Metafisica
luglio 2021
di Danila Boggiano
È stato, è passato.
È stato, dunque è passato.
In una sequenza sempre irreversibile,
poiché tale è la regola di questa partita persa.
Conclusione banale, inutile scriverne,
se non per il fatto incontestabile,
un fatto per i secoli dei secoli,
per l'intero cosmo, qual è e sarà,
che qualcosa è stato davvero,
finché non è passato,
persino il fatto
che oggi hai mangiato gnocchi con i ciccioli.
Questa è l'ultimo testo di “La gioia di scrivere” pubblicato nel 2009 da Adelphi, libro che raccoglie tutte le poesie del Nobel 1996 Wislawa Szymborska (1923-2012), con l'ottima cura di Pietro Marchesani (1942-2011).

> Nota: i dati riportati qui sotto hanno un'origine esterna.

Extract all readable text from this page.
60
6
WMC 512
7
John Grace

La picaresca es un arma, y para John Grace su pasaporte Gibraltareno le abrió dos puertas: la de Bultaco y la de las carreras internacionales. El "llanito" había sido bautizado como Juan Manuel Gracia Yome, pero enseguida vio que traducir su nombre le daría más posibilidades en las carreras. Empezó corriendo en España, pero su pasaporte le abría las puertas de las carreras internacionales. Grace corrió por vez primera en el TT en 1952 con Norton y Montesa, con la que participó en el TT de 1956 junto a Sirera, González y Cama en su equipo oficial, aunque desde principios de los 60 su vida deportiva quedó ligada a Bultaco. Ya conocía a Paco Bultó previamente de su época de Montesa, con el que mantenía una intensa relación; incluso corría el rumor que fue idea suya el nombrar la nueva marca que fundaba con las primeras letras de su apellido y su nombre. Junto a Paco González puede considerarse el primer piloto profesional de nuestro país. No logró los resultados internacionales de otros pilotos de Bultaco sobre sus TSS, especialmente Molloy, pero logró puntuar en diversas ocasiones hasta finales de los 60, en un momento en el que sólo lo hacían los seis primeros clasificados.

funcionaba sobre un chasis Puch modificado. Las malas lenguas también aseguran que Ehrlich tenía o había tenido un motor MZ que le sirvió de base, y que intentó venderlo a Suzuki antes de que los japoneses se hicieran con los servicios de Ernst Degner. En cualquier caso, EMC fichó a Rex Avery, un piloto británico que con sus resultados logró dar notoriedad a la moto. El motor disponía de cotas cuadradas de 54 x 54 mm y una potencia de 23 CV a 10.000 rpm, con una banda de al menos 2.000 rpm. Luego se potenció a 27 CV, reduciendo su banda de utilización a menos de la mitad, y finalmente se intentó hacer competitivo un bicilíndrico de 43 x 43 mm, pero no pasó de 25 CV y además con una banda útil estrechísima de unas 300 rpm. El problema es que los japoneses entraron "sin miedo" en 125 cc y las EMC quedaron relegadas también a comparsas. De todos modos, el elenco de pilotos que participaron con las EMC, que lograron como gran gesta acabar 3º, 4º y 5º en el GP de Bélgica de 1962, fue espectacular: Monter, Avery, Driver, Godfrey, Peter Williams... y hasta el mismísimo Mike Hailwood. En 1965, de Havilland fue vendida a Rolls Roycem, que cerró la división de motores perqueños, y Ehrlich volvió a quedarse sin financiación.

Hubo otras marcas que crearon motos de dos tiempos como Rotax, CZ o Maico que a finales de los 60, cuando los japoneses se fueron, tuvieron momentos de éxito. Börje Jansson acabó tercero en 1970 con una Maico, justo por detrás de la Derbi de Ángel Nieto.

Non si tratta di una poesia fra le più conosciute, essendo diventata la poetessa polacca, dopo il primo sconcerto seguito al Nobel, e perché in Italia era quasi sconosciuta e forse anche a causa di quel suo nome quasi impronunciabile, un fenomeno di culto.
Ora in tanti lo pronunciamo agevolmente a significare che qualsiasi nome ci può diventare famigliare se lo riempiamo di giusto senso. Non è fra le più note questa poesia, dicevo, ma mi pare emblematica della sua poetica, tutta giocata con profonda leggerezza tra l'alto e il basso, tra l'idea e la cosa, tra il simbolo e il dettaglio.
Così il titolo “Metafisica”, semplicemente ciò che sta al di là delle cose fisiche, potremmo configurarlo come “idea”, ma la poeta, lungi dall'approdare a teorizzazioni, sembra smentire l'intento del titolo stesso e lo declina invece umanamente, teneramente, incontro al piccolo esito che tutti ci riguarda. Certo, il punto da cui parte è l'infinito, e lo suggerisce quella terza persona “è stato”, “è passato”, quasi un impersonale, e quel verbo “essere”, il più tragico e il più banale.
Lei stessa infatti riconosce che è inutile scriverne, se non fosse per il fatto che, qualsiasi cosa sia stata e sia trascorsa e nonostante la sua irrilevanza, in qualche punto del Tempo è accaduto un segno, per un istante si è accesa una lampada, o è calata un'ombra, è stata vita.
E non importa quanto grande o piccola vita, né la sequenza irreversibile di cui quel segno fa ormai parte, in ogni caso qualcosa è stato. Ed ecco il dettaglio, il cielo che si umilia di fronte alla terra, e se ne viene morbido e gustoso a proclamare solennemente sé stesso in un piatto di gnocchi.